この方法は、債券等の金融資産の利回りをもとに、対象不動産の投資対象としての危険性、非流動性、管理の困難性、資産としての安全性等の個別性を加味することにより求めるものである。

(留意事項)
(ウ)金融資産の利回りに不動産の個別性を加味して求める方法 

比較の対象となる金融資産の利回りとしては、一般に10年物国債の利回りが用いられる。また、株式や社債の利回り等が比較対象として用いられることもある。 

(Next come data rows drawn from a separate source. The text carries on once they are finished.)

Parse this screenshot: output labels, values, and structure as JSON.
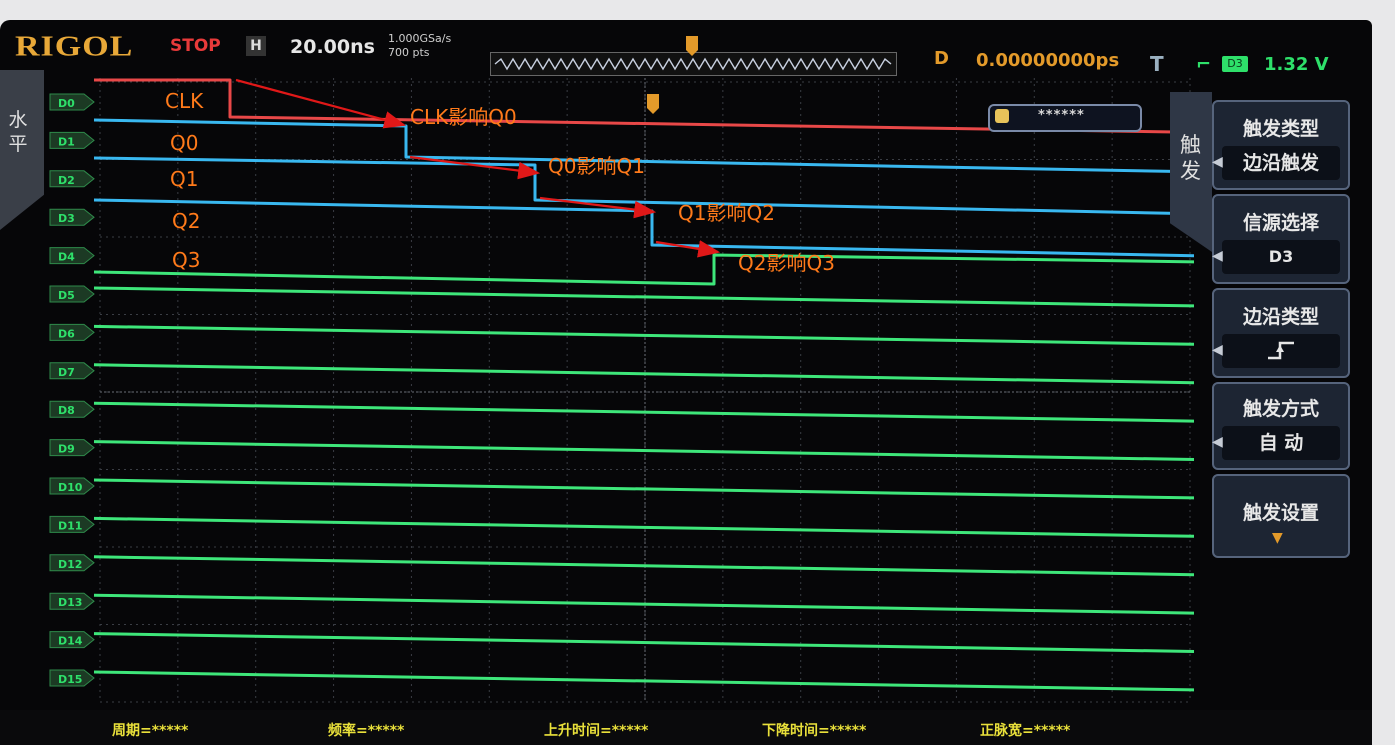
{
  "status_bar": {
    "brand": "RIGOL",
    "run_state": "STOP",
    "horizontal_icon": "H",
    "timebase": "20.00ns",
    "sample_rate": "1.000GSa/s",
    "memory_depth": "700 pts",
    "delay_label": "D",
    "delay_value": "0.00000000ps",
    "trigger_label": "T",
    "trigger_edge_icon": "rising-edge-icon",
    "trigger_source_badge": "D3",
    "trigger_level": "1.32 V"
  },
  "left_tab": {
    "label": "水平"
  },
  "channels": [
    "D0",
    "D1",
    "D2",
    "D3",
    "D4",
    "D5",
    "D6",
    "D7",
    "D8",
    "D9",
    "D10",
    "D11",
    "D12",
    "D13",
    "D14",
    "D15"
  ],
  "trigger_status_box": {
    "text": "******"
  },
  "signal_labels": {
    "clk": "CLK",
    "q0": "Q0",
    "q1": "Q1",
    "q2": "Q2",
    "q3": "Q3"
  },
  "annotations": {
    "a1": "CLK影响Q0",
    "a2": "Q0影响Q1",
    "a3": "Q1影响Q2",
    "a4": "Q2影响Q3",
    "arrow_color": "#e01818"
  },
  "colors": {
    "clk": "#e84848",
    "blue_trace": "#39b8f0",
    "green_trace": "#3ee67a",
    "annotation_text": "#ff7a1a"
  },
  "right_menu": {
    "tab_label": "触发",
    "items": [
      {
        "title": "触发类型",
        "value": "边沿触发"
      },
      {
        "title": "信源选择",
        "value": "D3"
      },
      {
        "title": "边沿类型",
        "value": "rising-edge-icon"
      },
      {
        "title": "触发方式",
        "value": "自 动"
      },
      {
        "title": "触发设置",
        "value": "more-down-icon"
      }
    ]
  },
  "measurements": [
    {
      "text": "周期=*****"
    },
    {
      "text": "频率=*****"
    },
    {
      "text": "上升时间=*****"
    },
    {
      "text": "下降时间=*****"
    },
    {
      "text": "正脉宽=*****"
    }
  ]
}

不動産の個別性として加味されるものには、投資対象としての危険性、非流動性、管理の困難性、資産としての安全性があり、それらは自然災害等の発生や土地利用に関する計画及び規制の変更によってその価値が変動する可能性が高いこと、希望する時期に必ずしも適切な買い手が見つかるとは限らないこと、賃貸経営管理について専門的な知識と経験を必要とするものであり管理の良否によっては得られる収益が異なること、特に土地については一般に滅失することがないことなどをいう。 

この方法は、対象不動産から生ずる収益予測の不確実性が金融資産との比較において把握可能な場合に有効である。